CROMAÑÓN: UN AÑO Y MEDIO DESPUÉS TODAVÍA SE RESPIRA EL OLOR DE LA TRAGEDIA
Suena increíble, pero hoy en Cromañón aún se respiran los olores de la tragedia. Ya pasó un año y medio, pero el aire del local aún huele a humo, humedad y a gomaespuma quemada. Todo en realidad parece estar prácticamente igual a la noche del desastre. El escenario sigue decorado con la colorida escenografía que utilizó Callejeros, en los pisos hay desparramadas cientos de zapatillas sueltas y botellas y cajones de cerveza, en las escaleras se ven zapatos de mujer y en algunos rincones hasta se pueden encontrar las envolturas de las bengalas que se arrojaron durante el recital.
Por decisión de la Justicia Cromañón está clausurado y con custodia policial desde el 31 de diciembre de 2004, al día siguiente del desastre.

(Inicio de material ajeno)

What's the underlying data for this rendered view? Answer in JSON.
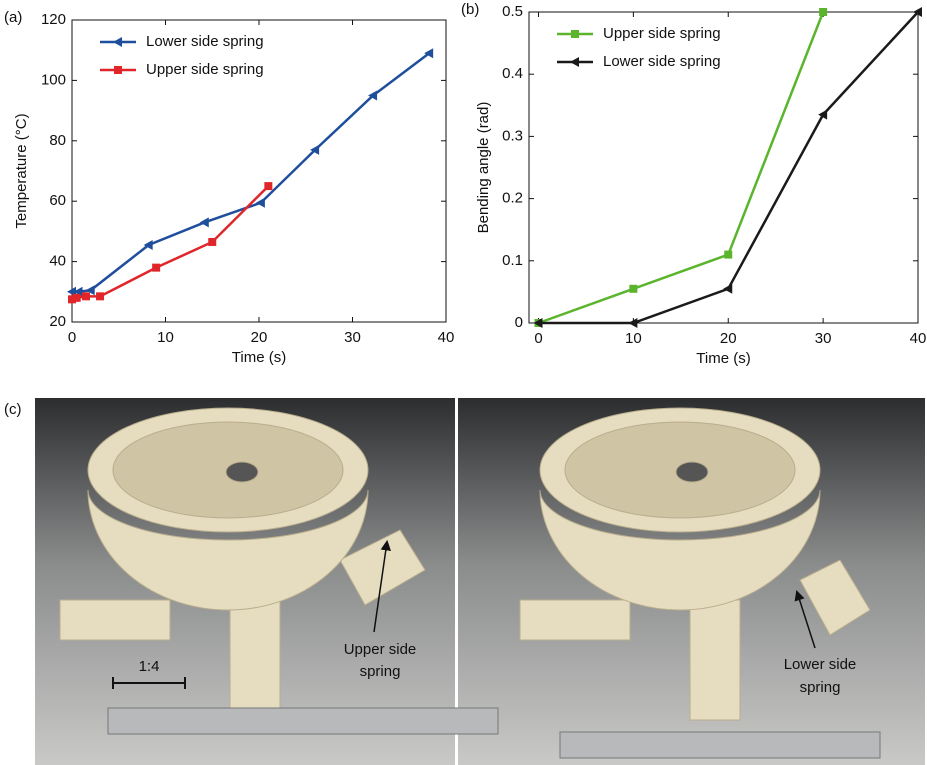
{
  "chart_data": [
    {
      "type": "line",
      "panel_label": "(a)",
      "x_label": "Time (s)",
      "y_label": "Temperature (°C)",
      "xlim": [
        0,
        40
      ],
      "ylim": [
        20,
        120
      ],
      "xticks": [
        0,
        10,
        20,
        30,
        40
      ],
      "yticks": [
        20,
        40,
        60,
        80,
        100,
        120
      ],
      "legend": "upper-left",
      "grid": false,
      "series": [
        {
          "name": "Lower side spring",
          "color": "#1f4e9c",
          "marker": "triangle-left",
          "x": [
            0,
            0.7,
            2,
            8.2,
            14.2,
            20.2,
            26,
            32.2,
            38.2
          ],
          "values": [
            30,
            30,
            30.5,
            45.5,
            53,
            59.5,
            77,
            95,
            109
          ]
        },
        {
          "name": "Upper side spring",
          "color": "#e0262a",
          "marker": "square",
          "x": [
            0,
            0.5,
            1.5,
            3,
            9,
            15,
            21
          ],
          "values": [
            27.5,
            28,
            28.5,
            28.5,
            38,
            46.5,
            65
          ]
        }
      ]
    },
    {
      "type": "line",
      "panel_label": "(b)",
      "x_label": "Time (s)",
      "y_label": "Bending angle (rad)",
      "xlim": [
        -1,
        40
      ],
      "ylim": [
        0,
        0.5
      ],
      "xticks": [
        0,
        10,
        20,
        30,
        40
      ],
      "yticks": [
        0,
        0.1,
        0.2,
        0.3,
        0.4,
        0.5
      ],
      "legend": "upper-left",
      "grid": false,
      "series": [
        {
          "name": "Upper side spring",
          "color": "#5ab42c",
          "marker": "square",
          "x": [
            0,
            10,
            20,
            30
          ],
          "values": [
            0,
            0.055,
            0.11,
            0.5
          ]
        },
        {
          "name": "Lower side spring",
          "color": "#1a1a1a",
          "marker": "triangle-left",
          "x": [
            0,
            10,
            20,
            30,
            40
          ],
          "values": [
            0,
            0,
            0.055,
            0.335,
            0.5
          ]
        }
      ]
    }
  ],
  "photos": {
    "panel_label": "(c)",
    "scale_label": "1:4",
    "left_annotation": [
      "Upper side",
      "spring"
    ],
    "right_annotation": [
      "Lower side",
      "spring"
    ]
  }
}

Sólo se abrió un puñado de veces y para que se realizaran pericias.
“El encierro y la total falta de ventilación hicieron que adentro uno todavía sienta el olor clásico de los incendios”, cuenta Eduardo Frigerio, un experto en criminalística que recorrió todo el local. Y añade: “Pero lo que más te impresiona es la absoluta oscuridad. Cuando estás ahí inevitablemente pensás en lo que les debe haber costado escapar con toda esa oscuridad”.
En lo mismo pensó José Iglesias la única vez que entró al local. “Me puse en el mismo lugar en el que, sabía, había estado mi hijo mirando el show y me imaginé lo que había sufrido en esa oscuridad”. Ningún otro padre logró hasta ahora autorización para ingresar. “Yo lo hice en mi caracter de abogado querellante y le aseguro que no me resultó un privilegio”, aclara Iglesias.
Otros padres también intentaron que la Justicia los autorizara a entrar, pero no lo consiguieron. Una fue Cristina Quevedo, madre de una joven que murió en el incendio, la periodista Jacqueline Santillán. “Mi intención era recorrer el lugar para ver si encontraba algo, una prenda, sus sandalias, pero no me dejaron. Lo que más me gustaría encontrar es su grabador de periodista, que nunca apareció. Siempre pienso que en esa cinta quizá está grabado el sonido de su último suspiro”.
Algunos sobrevivientes sí lograron volver a meterse. Fue hace algunos meses, cuando se colaron, según juran, en un descuido policial. Tenían un mismo impulso: encontrar algo de sus hermanos muertos. “El olor era insoportable, pero lo que más te afectaba era ver las puertas y paredes manchadas por las manos tiznadas y marcadas por las uñas de los chicos que querían escapar”, recuerda a Clarín un joven.
Cromañón seguirá cerrado al menos hasta que finalice la investigación judicial ¿Después? Muchos padres pretenden que la propiedad “se expropie y se transforme en un museo, en memoria de los 194 chicos que ahí perdieron su vida”, dice Nilda Gómez, madre de un joven que murió esa noche.
Hoy, a 18 meses exactos del desastre, los familiares volverán a concentrarse en la esquina de Mitre y Ecuador, a pasos de Cromañón. Desde allí, a las 18, marcharán a Plaza de Mayo para reclamar justicia.